Patrice Halimi tire deux conclusions plus que préoccupantes de ces résultats. « D’une part, nous avons tous du PCB dans nos graisses ; d’autre part, les personnes imprégnées sont celles qui ont consommé le plus de poissons, d’eau douce mais également de mer ». Mais il avoue également que ce n’est que la première étape vers une analyse plus complète, indispensable. « Cette étude apporte plus de questions que de réponses, pour les médecins mais surtout pour les personnes contaminées ». Quel avenir pour ces riverains, dont le seul tort est d’avoir consommé du poisson régulièrement ? En soi, la présence de PCB dans les graisses n’est pas synonyme de maladie. Mais elle offre un terrain propice pour le développement de nombreuses pathologies, en particulier les cancers. « Il n’y a pas de taux à partir duquel la personne imprégnée est en danger. L’élément important est plutôt la durée d’exposition » explique Patrice Halimi. Le seul conseil qui leur est actuellement donné est de limiter la contamination en arrêtant de manger du poisson, et d’être surveillés par leur médecin.

« Forcément, on est inquiets, mais pas surpris » avoue Gérard Casanova, qui représente les 30 prélevés de Port-Saint-Louis-du-Rhône. « Nous habitons près d’une zone industrielle très importante. Il est donc probable que nous présentions d’autres substances chimiques dans le sang ». L’embouchure du Rhône est en effet entourée d’usines et d’incinérateurs dont les rejets peuvent contenir des PCB. Mais les sources de contaminations sont beaucoup plus vastes, car les PCB sont présents dans les transformateurs, les condensateurs, et plus généralement le matériel électrique ancien. Ils avaient également de nombreuses utilisations domestiques et urbaines, et étaient employés dans les épandages agricoles. « Cela fait 4 ans qu’on essaye d’alerter sur le sujets, car on sent la pollution dans l’air et on se sait dans une zone particulièrement polluée » explique Odila Carle, qui habite en face des usines.

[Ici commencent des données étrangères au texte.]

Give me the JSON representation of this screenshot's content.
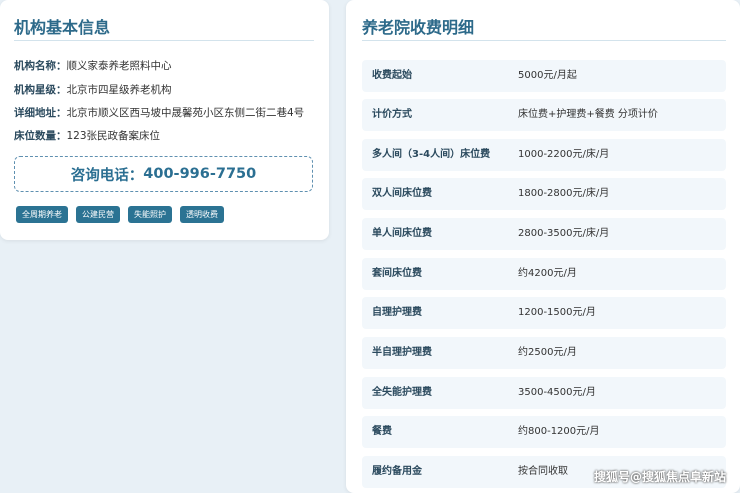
{
  "basic_info": {
    "title": "机构基本信息",
    "rows": [
      {
        "label": "机构名称：",
        "value": "顺义家泰养老照料中心"
      },
      {
        "label": "机构星级：",
        "value": "北京市四星级养老机构"
      },
      {
        "label": "详细地址：",
        "value": "北京市顺义区西马坡中晟馨苑小区东侧二街二巷4号"
      },
      {
        "label": "床位数量：",
        "value": "123张民政备案床位"
      }
    ],
    "phone_label": "咨询电话：",
    "phone_number": "400-996-7750",
    "tags": [
      "全周期养老",
      "公建民营",
      "失能照护",
      "透明收费"
    ]
  },
  "fees": {
    "title": "养老院收费明细",
    "rows": [
      {
        "label": "收费起始",
        "value": "5000元/月起"
      },
      {
        "label": "计价方式",
        "value": "床位费+护理费+餐费 分项计价"
      },
      {
        "label": "多人间（3-4人间）床位费",
        "value": "1000-2200元/床/月"
      },
      {
        "label": "双人间床位费",
        "value": "1800-2800元/床/月"
      },
      {
        "label": "单人间床位费",
        "value": "2800-3500元/床/月"
      },
      {
        "label": "套间床位费",
        "value": "约4200元/月"
      },
      {
        "label": "自理护理费",
        "value": "1200-1500元/月"
      },
      {
        "label": "半自理护理费",
        "value": "约2500元/月"
      },
      {
        "label": "全失能护理费",
        "value": "3500-4500元/月"
      },
      {
        "label": "餐费",
        "value": "约800-1200元/月"
      },
      {
        "label": "履约备用金",
        "value": "按合同收取"
      }
    ]
  },
  "watermark": "搜狐号@搜狐焦点阜新站"
}
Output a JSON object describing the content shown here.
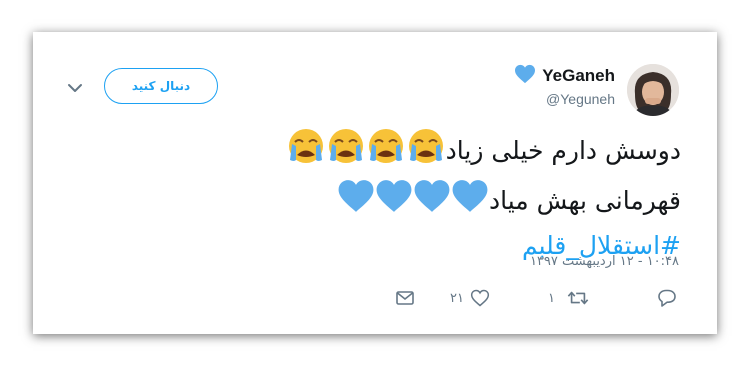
{
  "tweet": {
    "display_name": "YeGaneh",
    "handle": "@Yeguneh",
    "follow_label": "دنبال کنید",
    "line1_text": "دوسش دارم خیلی زیاد",
    "line2_text": "قهرمانی بهش میاد",
    "hashtag": "#استقلال_قلبم",
    "line1_emojis": [
      "crying-face",
      "crying-face",
      "crying-face",
      "crying-face"
    ],
    "line2_emojis": [
      "blue-heart",
      "blue-heart",
      "blue-heart",
      "blue-heart"
    ],
    "timestamp": "۱۰:۴۸ - ۱۲ اردیبهشت ۱۳۹۷",
    "reply_count": "",
    "retweet_count": "۱",
    "like_count": "۲۱"
  },
  "colors": {
    "accent": "#1da1f2",
    "heart": "#5dadec",
    "muted": "#657786",
    "text": "#14171a"
  }
}
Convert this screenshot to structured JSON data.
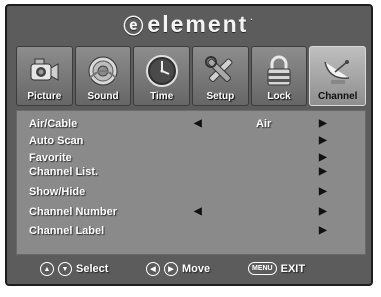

Chez les riverains, les réactions oscillent entre affliction et colère. « L’Etat véhicule de fausses infos, et annonce le chiffre de 35000 tonnes de PCB encore présents en France. La vérité, c’est qu’on ne sait pas aujourd’hui combien il en reste » affirme Guillaume Llorca.Pendant ce temps, le préfet de Rhône-Alpes Jacques Géraut a annoncé le versement de 30000 euros d’indemnités à 12 pêcheurs professionnels du département, dont l’activité avait été gelée par l’interdiction de consommer les poissons du Rhône fin 2005. A quand des indemnités pour les victimes contaminées ? Le scandale des PCB pourrait devenir le premier exemple d’application de la loi “pollueur-payeur”.